Rappers Feat bring the house down at Alianait opener
Hip-hop crew rhymes across Davis Strait
Like many of their cousins in Nunavut, members of the Greenlandic hip-hop crew Feat have seen their share of social problems, grief and loss.


And much like their neighbours on the other side of the Davis Strait, the members of Feat also share an affinity for the late, influential rapper Tupac Shakur.
It's the first time in Nunavut for the young five-member group, who played opening night at the Alianait arts festival and by all accounts blew the roof off Aqsarniit middle school June 21.
It's also the first time Feat have played outside their home town of Nuuk, where the group routinely packs clubs, says frontman Mikael Rosing.
"We want to meet our neighbourhood," he says, as he and his band mates mill about the gym at Aqsarniit middle school during the typical hurry-up-and-wait of sound check.
They've only been together as a group for six months, but Rosing describes a robust music scene in the Greenlandic capital. "It's almost normal [to be in a band]," he says. "From punk rock, rap, heavy metal, people do everything."
The band cites Shakur, and Detroit rapper Eminem as influences, and the beats on Feat's self-titled album, crafted on a computer by John G. Sandgreen, the group's 17-year-old producer, stand as evidence.
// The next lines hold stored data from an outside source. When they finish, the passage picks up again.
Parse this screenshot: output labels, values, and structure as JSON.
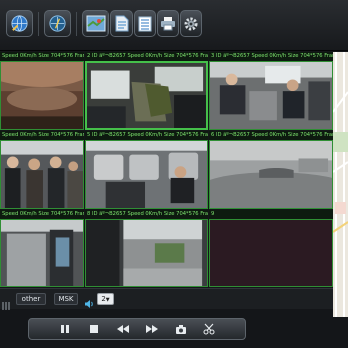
{
  "toolbar": {
    "buttons": [
      {
        "icon": "globe-connect-icon"
      },
      {
        "icon": "compass-icon"
      },
      {
        "icon": "map-icon"
      },
      {
        "icon": "document-icon"
      },
      {
        "icon": "list-icon"
      },
      {
        "icon": "printer-icon"
      },
      {
        "icon": "gear-icon"
      }
    ]
  },
  "cells": [
    {
      "header": "Speed  0Km/h  Size 704*576  Frame"
    },
    {
      "header": "2  ID äº¬B2657  Speed  0Km/h  Size 704*576  Frame"
    },
    {
      "header": "3  ID äº¬B2657  Speed  0Km/h  Size 704*576  Frame"
    },
    {
      "header": "Speed  0Km/h  Size 704*576  Frame"
    },
    {
      "header": "5  ID äº¬B2657  Speed  0Km/h  Size 704*576  Frame"
    },
    {
      "header": "6  ID äº¬B2657  Speed  0Km/h  Size 704*576  Frame"
    },
    {
      "header": "Speed  0Km/h  Size 704*576  Frame"
    },
    {
      "header": "8  ID äº¬B2657  Speed  0Km/h  Size 704*576  Frame"
    },
    {
      "header": "9"
    }
  ],
  "status": {
    "other_label": "other",
    "msk_label": "MSK",
    "volume_value": "2"
  },
  "playback": {
    "buttons": [
      "pause-icon",
      "stop-icon",
      "rewind-icon",
      "fast-forward-icon",
      "snapshot-icon",
      "scissors-icon"
    ]
  },
  "colors": {
    "header_text": "#7de36e",
    "cell_border": "#2f8f34",
    "selected_border": "#45c04a"
  }
}
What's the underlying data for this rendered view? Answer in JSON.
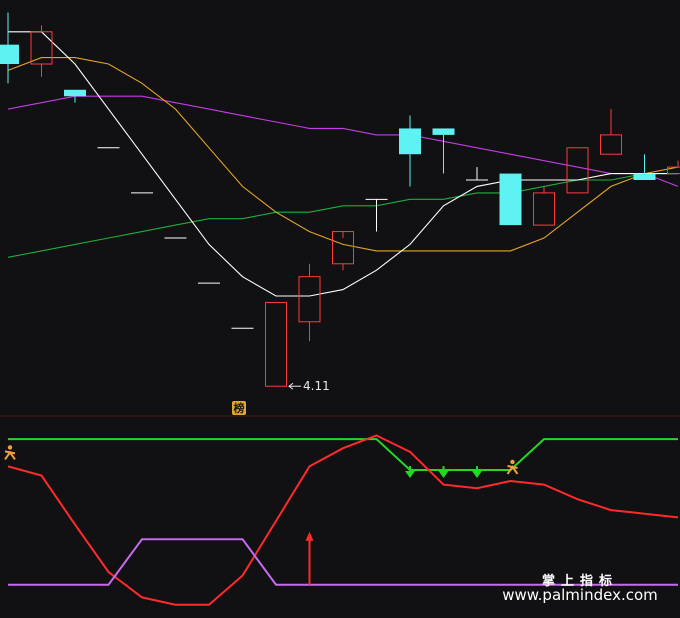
{
  "chart_data": [
    {
      "type": "candlestick",
      "panel": "price",
      "colors": {
        "up": "#ff3b3b",
        "down": "#5ef2f2",
        "flat": "#ffffff",
        "ma_white": "#ffffff",
        "ma_orange": "#e5a623",
        "ma_purple": "#c63ce6",
        "ma_green": "#1fae3e"
      },
      "candles": [
        {
          "o": 4.64,
          "h": 4.69,
          "l": 4.58,
          "c": 4.61
        },
        {
          "o": 4.61,
          "h": 4.67,
          "l": 4.59,
          "c": 4.66
        },
        {
          "o": 4.57,
          "h": 4.57,
          "l": 4.55,
          "c": 4.56
        },
        {
          "o": 4.48,
          "h": 4.48,
          "l": 4.48,
          "c": 4.48
        },
        {
          "o": 4.41,
          "h": 4.41,
          "l": 4.41,
          "c": 4.41
        },
        {
          "o": 4.34,
          "h": 4.34,
          "l": 4.34,
          "c": 4.34
        },
        {
          "o": 4.27,
          "h": 4.27,
          "l": 4.27,
          "c": 4.27
        },
        {
          "o": 4.2,
          "h": 4.2,
          "l": 4.2,
          "c": 4.2
        },
        {
          "o": 4.11,
          "h": 4.24,
          "l": 4.11,
          "c": 4.24
        },
        {
          "o": 4.21,
          "h": 4.3,
          "l": 4.18,
          "c": 4.28
        },
        {
          "o": 4.3,
          "h": 4.34,
          "l": 4.29,
          "c": 4.35
        },
        {
          "o": 4.4,
          "h": 4.4,
          "l": 4.35,
          "c": 4.4
        },
        {
          "o": 4.51,
          "h": 4.53,
          "l": 4.42,
          "c": 4.47
        },
        {
          "o": 4.51,
          "h": 4.51,
          "l": 4.44,
          "c": 4.5
        },
        {
          "o": 4.43,
          "h": 4.45,
          "l": 4.43,
          "c": 4.43
        },
        {
          "o": 4.44,
          "h": 4.44,
          "l": 4.36,
          "c": 4.36
        },
        {
          "o": 4.36,
          "h": 4.42,
          "l": 4.36,
          "c": 4.41
        },
        {
          "o": 4.41,
          "h": 4.48,
          "l": 4.41,
          "c": 4.48
        },
        {
          "o": 4.47,
          "h": 4.54,
          "l": 4.47,
          "c": 4.5
        },
        {
          "o": 4.44,
          "h": 4.47,
          "l": 4.43,
          "c": 4.43
        },
        {
          "o": 4.44,
          "h": 4.46,
          "l": 4.44,
          "c": 4.45
        }
      ],
      "ma_white": [
        4.66,
        4.66,
        4.61,
        4.54,
        4.47,
        4.4,
        4.33,
        4.28,
        4.25,
        4.25,
        4.26,
        4.29,
        4.33,
        4.39,
        4.42,
        4.43,
        4.43,
        4.43,
        4.44,
        4.44,
        4.44
      ],
      "ma_orange": [
        4.6,
        4.62,
        4.62,
        4.61,
        4.58,
        4.54,
        4.48,
        4.42,
        4.38,
        4.35,
        4.33,
        4.32,
        4.32,
        4.32,
        4.32,
        4.32,
        4.34,
        4.38,
        4.42,
        4.44,
        4.45
      ],
      "ma_purple": [
        4.54,
        4.55,
        4.56,
        4.56,
        4.56,
        4.55,
        4.54,
        4.53,
        4.52,
        4.51,
        4.51,
        4.5,
        4.5,
        4.49,
        4.48,
        4.47,
        4.46,
        4.45,
        4.44,
        4.44,
        4.42
      ],
      "ma_green": [
        4.31,
        4.32,
        4.33,
        4.34,
        4.35,
        4.36,
        4.37,
        4.37,
        4.38,
        4.38,
        4.39,
        4.39,
        4.4,
        4.4,
        4.41,
        4.41,
        4.42,
        4.43,
        4.43,
        4.44,
        4.44
      ],
      "ylim": [
        4.07,
        4.7
      ],
      "annotations": {
        "low_value": "4.11",
        "low_index": 8,
        "badge": "榜"
      }
    },
    {
      "type": "line",
      "panel": "indicator",
      "ylim": [
        0,
        100
      ],
      "series": [
        {
          "color": "#22d822",
          "values": [
            95,
            95,
            95,
            95,
            95,
            95,
            95,
            95,
            95,
            95,
            95,
            95,
            78,
            78,
            78,
            78,
            95,
            95,
            95,
            95,
            95
          ]
        },
        {
          "color": "#ff2a2a",
          "values": [
            80,
            75,
            48,
            22,
            8,
            4,
            4,
            20,
            50,
            80,
            90,
            97,
            88,
            70,
            68,
            72,
            70,
            62,
            56,
            54,
            52
          ]
        },
        {
          "color": "#c86af0",
          "values": [
            15,
            15,
            15,
            15,
            40,
            40,
            40,
            40,
            15,
            15,
            15,
            15,
            15,
            15,
            15,
            15,
            15,
            15,
            15,
            15,
            15
          ]
        }
      ],
      "markers": {
        "runner_indexes": [
          0,
          15
        ],
        "down_arrow_indexes": [
          12,
          13,
          14
        ],
        "up_arrow_index": 9
      }
    }
  ],
  "watermark": {
    "cn": "掌上指标",
    "url": "www.palmindex.com"
  }
}
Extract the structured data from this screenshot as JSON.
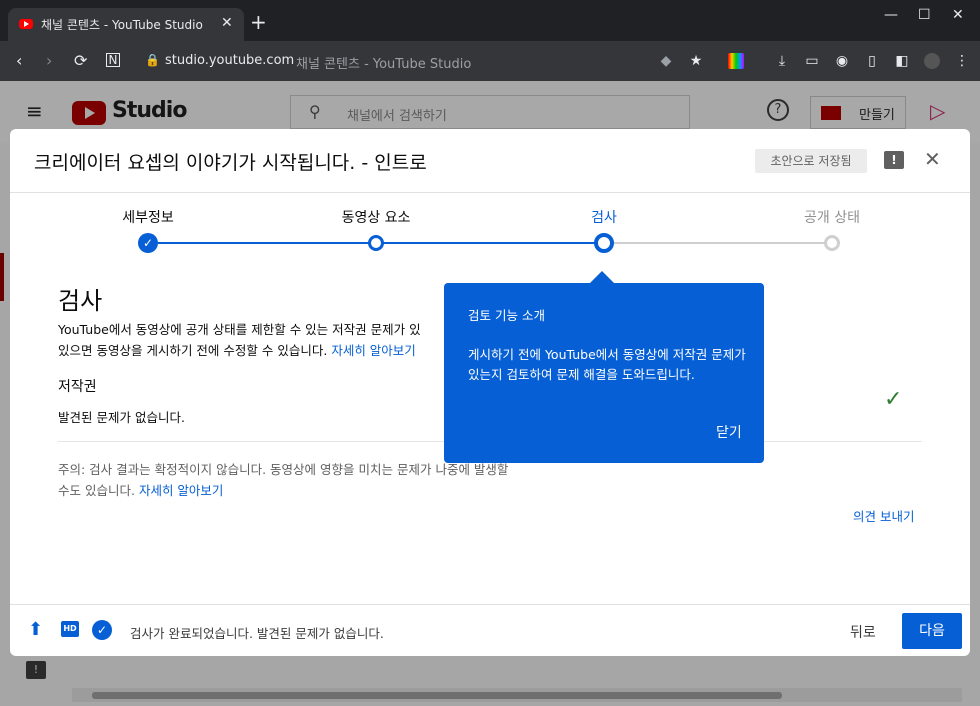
{
  "browser": {
    "tab_title": "채널 콘텐츠 - YouTube Studio",
    "url_host": "studio.youtube.com",
    "url_page_title": "채널 콘텐츠 - YouTube Studio"
  },
  "studio": {
    "logo_text": "Studio",
    "search_placeholder": "채널에서 검색하기",
    "create_label": "만들기"
  },
  "dialog": {
    "title": "크리에이터 요셉의 이야기가 시작됩니다. - 인트로",
    "draft_badge": "초안으로 저장됨",
    "steps": [
      {
        "label": "세부정보",
        "state": "done"
      },
      {
        "label": "동영상 요소",
        "state": "done"
      },
      {
        "label": "검사",
        "state": "current"
      },
      {
        "label": "공개 상태",
        "state": "todo"
      }
    ],
    "section_title": "검사",
    "intro_line1": "YouTube에서 동영상에 공개 상태를 제한할 수 있는 저작권 문제가 있",
    "intro_line2": "있으면 동영상을 게시하기 전에 수정할 수 있습니다.",
    "learn_more": "자세히 알아보기",
    "copyright_title": "저작권",
    "copyright_status": "발견된 문제가 없습니다.",
    "note_line1": "주의: 검사 결과는 확정적이지 않습니다. 동영상에 영향을 미치는 문제가 나중에 발생할",
    "note_line2": "수도 있습니다.",
    "note_link": "자세히 알아보기",
    "feedback_link": "의견 보내기",
    "footer_status": "검사가 완료되었습니다. 발견된 문제가 없습니다.",
    "back_label": "뒤로",
    "next_label": "다음"
  },
  "tooltip": {
    "title": "검토 기능 소개",
    "body": "게시하기 전에 YouTube에서 동영상에 저작권 문제가 있는지 검토하여 문제 해결을 도와드립니다.",
    "close_label": "닫기"
  },
  "colors": {
    "accent": "#065fd4",
    "check_green": "#2e7d32"
  }
}
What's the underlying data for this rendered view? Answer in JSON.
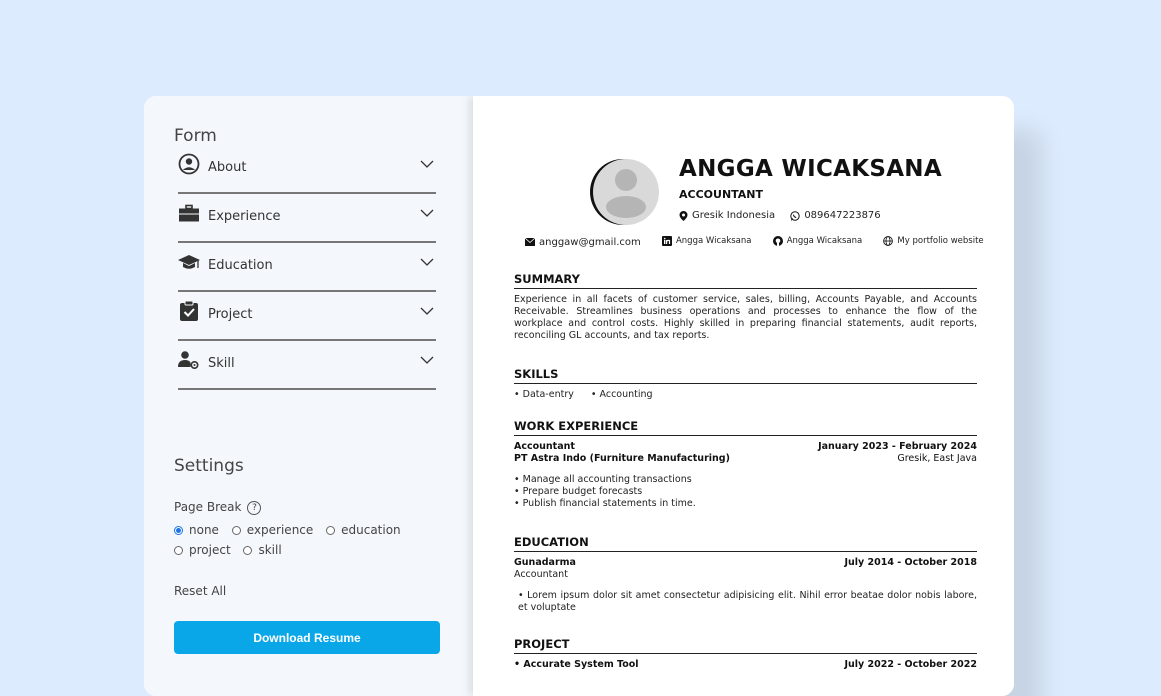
{
  "form": {
    "title": "Form",
    "sections": [
      {
        "label": "About",
        "icon": "user-circle-icon"
      },
      {
        "label": "Experience",
        "icon": "briefcase-icon"
      },
      {
        "label": "Education",
        "icon": "graduation-cap-icon"
      },
      {
        "label": "Project",
        "icon": "clipboard-check-icon"
      },
      {
        "label": "Skill",
        "icon": "user-gear-icon"
      }
    ]
  },
  "settings": {
    "title": "Settings",
    "page_break_label": "Page Break",
    "help_glyph": "?",
    "options": [
      {
        "label": "none",
        "selected": true
      },
      {
        "label": "experience",
        "selected": false
      },
      {
        "label": "education",
        "selected": false
      },
      {
        "label": "project",
        "selected": false
      },
      {
        "label": "skill",
        "selected": false
      }
    ],
    "reset_label": "Reset All",
    "download_label": "Download Resume"
  },
  "resume": {
    "name": "ANGGA WICAKSANA",
    "role": "ACCOUNTANT",
    "location": "Gresik Indonesia",
    "phone": "089647223876",
    "email": "anggaw@gmail.com",
    "linkedin": "Angga Wicaksana",
    "github": "Angga Wicaksana",
    "website": "My portfolio website",
    "summary_title": "SUMMARY",
    "summary": "Experience in all facets of customer service, sales, billing, Accounts Payable, and Accounts Receivable. Streamlines business operations and processes to enhance the flow of the workplace and control costs. Highly skilled in preparing financial statements, audit reports, reconciling GL accounts, and tax reports.",
    "skills_title": "SKILLS",
    "skills": [
      "• Data-entry",
      "• Accounting"
    ],
    "work_title": "WORK EXPERIENCE",
    "work": {
      "position": "Accountant",
      "dates": "January 2023 - February 2024",
      "company": "PT Astra Indo (Furniture Manufacturing)",
      "place": "Gresik, East Java",
      "bullets": [
        "• Manage all accounting transactions",
        "• Prepare budget forecasts",
        "• Publish financial statements in time."
      ]
    },
    "education_title": "EDUCATION",
    "education": {
      "school": "Gunadarma",
      "dates": "July 2014 - October 2018",
      "major": "Accountant",
      "desc": "• Lorem ipsum dolor sit amet consectetur adipisicing elit. Nihil error beatae dolor nobis labore, et voluptate"
    },
    "project_title": "PROJECT",
    "project": {
      "name": "• Accurate System Tool",
      "dates": "July 2022 - October 2022"
    }
  },
  "colors": {
    "background": "#dcebfd",
    "panel": "#f4f8fd",
    "accent": "#0aa7e8",
    "radio_selected": "#1a73e8"
  }
}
"He's the man," Rosing says.
On stage and disc, the group delivers rapid-fire rhymes in machine-gun Greenlandic with the occasional English cuss word thrown in for punctuation. After all, what self-respecting rap record doesn't contain at least a little sailor talk?
"In Greenland when we use ‘shit' or ‘bitch' it's because we want to look like Americans, gangsta," he says, referring to the tough-guy school of rap that relates tales of street-level gangsterism sometimes found in U.S. inner cities.
It's an attitude they blend with lyrics about growing up in Greenland where, like Nunavut, suicide, violence and poverty are common.
But Rosing is also quick to clarify the teenaged members of Feat don't talk like that when they're, say, ordering a cup of coffee, "just in rap." In fact, to a man, the members of Feat are disarmingly polite.
And they even went so far as to have jackets made up for their trip to Nunavut, with the words "Feat" and "Polar Rhythms," the slogan for this year's Alianait arts festival, emblazoned on the backs.
Alianait director Heather Daley said Feat were an obvious choice for the festival.
"The selection committee chose Feat because they knew the youth would go crazy to see this band," she said in an interview.
Rosing describes Feat as simply five friends who like to make music together. They're hoping to play a festival in Norway next year, which would mark their first show on the European mainland.
"We make a good album," he says, chuckling at his conclusion. "Now we are famous."